According to the UCSC Genome Browser in Santa Cruz, California, the first ten nucleotides of the first (biggest) chromosome in the human genome are TATAACACAA. Pretty cool, eh? But then again, so what? We spend billions of tax dollars, and all you can tell us is “TATA, ACACAA”? The next big trick is understanding what all those genome letters are trying to tell us. For instance, the annotations for the sequence TATAACACAA tell us that it’s part of a repeating sequence called a LINE, so we can safely conclude that it doesn’t code for blue eyes or snorting laughs. In a lot of ways, getting the genome is the easy part. Annotation is hard.

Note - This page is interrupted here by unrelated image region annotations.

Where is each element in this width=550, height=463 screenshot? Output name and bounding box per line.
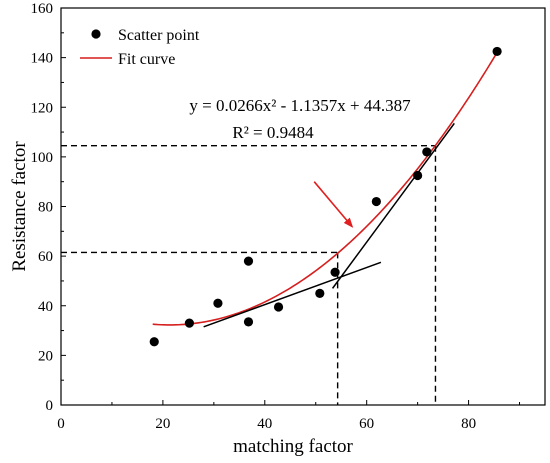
scatter-point <box>422 147 432 157</box>
x-axis-label: matching factor <box>233 436 353 457</box>
scatter-point <box>149 337 159 347</box>
x-tick-label: 60 <box>359 416 374 432</box>
scatter-point <box>213 298 223 308</box>
y-tick-label: 0 <box>46 398 54 414</box>
x-tick-label: 0 <box>57 416 65 432</box>
legend-scatter-marker <box>91 29 101 39</box>
scatter-point <box>315 288 325 298</box>
scatter-point <box>371 196 381 207</box>
scatter-point <box>273 302 284 312</box>
y-tick-label: 140 <box>31 51 54 67</box>
legend-scatter-label: Scatter point <box>118 27 200 44</box>
y-tick-label: 40 <box>38 299 53 315</box>
y-axis-label: Resistance factor <box>9 141 30 272</box>
legend-curve-label: Fit curve <box>118 51 175 68</box>
scatter-point <box>492 46 502 57</box>
x-tick-label: 40 <box>257 416 272 432</box>
tangent-line <box>203 261 382 328</box>
y-tick-label: 160 <box>31 1 54 17</box>
fit-curve-line <box>152 52 498 326</box>
scatter-point <box>243 317 254 327</box>
tangent-line <box>331 122 455 289</box>
y-tick-label: 60 <box>38 249 53 265</box>
x-tick-label: 80 <box>461 416 476 432</box>
scatter-point <box>243 256 254 266</box>
scatter-point <box>330 267 340 277</box>
equation-text: y = 0.0266x² - 1.1357x + 44.387 <box>189 96 411 115</box>
y-tick-label: 120 <box>31 100 54 116</box>
scatter-point <box>184 318 194 328</box>
y-tick-label: 80 <box>38 200 53 216</box>
r-squared-text: R² = 0.9484 <box>232 123 314 142</box>
red-arrow <box>313 181 354 228</box>
y-tick-label: 100 <box>31 150 54 166</box>
x-tick-label: 20 <box>155 416 170 432</box>
y-tick-label: 20 <box>38 348 53 364</box>
scatter-point <box>413 170 423 181</box>
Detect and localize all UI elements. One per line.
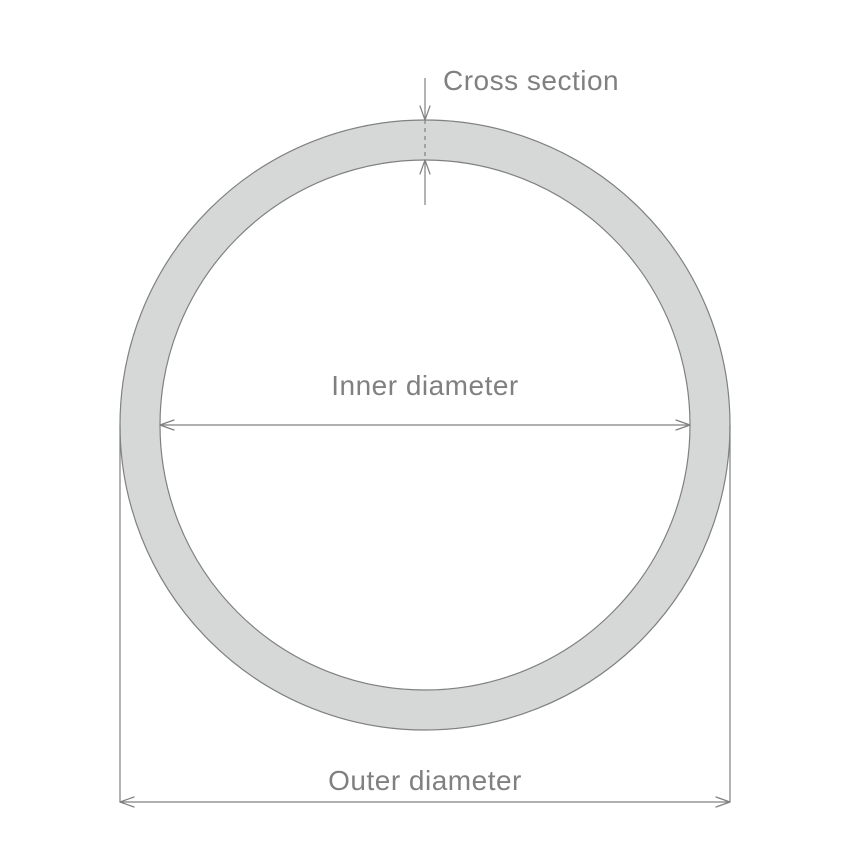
outer-diameter-dimension — [120, 797, 730, 807]
cross-section-label: Cross section — [443, 65, 619, 96]
inner-diameter-label: Inner diameter — [331, 370, 519, 401]
ring-diagram: Outer diameter Inner diameter Cross sectio… — [0, 0, 850, 850]
inner-diameter-dimension — [160, 420, 690, 430]
outer-diameter-label: Outer diameter — [328, 765, 522, 796]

If you want to understand the mouse genome, a good place to go is FANTOM, the Japanese site devoted to the functional annotation of the mouse (FANTOM, get it?). This is a good illustration of the next step in squeezing value out of a genome. Annotations are attached to the genome that not only tell you where the genes are, but what their molecular function is and what cellular components they influence, among other things.
Now here’s the fun part: FANTOM has gotten so many requests for their cloned genes that they can’t keep up. The old way to send DNA samples, mailing them in vials packed in dry ice, was too expensive and slow. So they decided to cook the DNA samples for 60,000 genes straight into the pages of a book. Read about it here on the GNN site: A Novel Way to Send DNA. They’re trying a shorter run of a few genes in the journal Genome Research. If you want a sample of the DNA, just get out the scissors and snip it straight into a beaker. Too bad you can’t download it… but can you fax it?
One thought on “Book ’em, Danno!”
Sir Edwin on genome annotation:
“Ah, well, I don’t want you to get the impression it’s just a question of the number of words… um… I mean, getting them in the right order is just as important. Old Peter Hall used to say to me, ‘They’re all there already– now we’ve got to get them in the right order.’
“And, er, for example, you can also say one word louder than another–er, ‘To *be* or not to be,’ or ‘To be *or* not to be,’ or ‘To be or not to *be*’–you see? And so on.”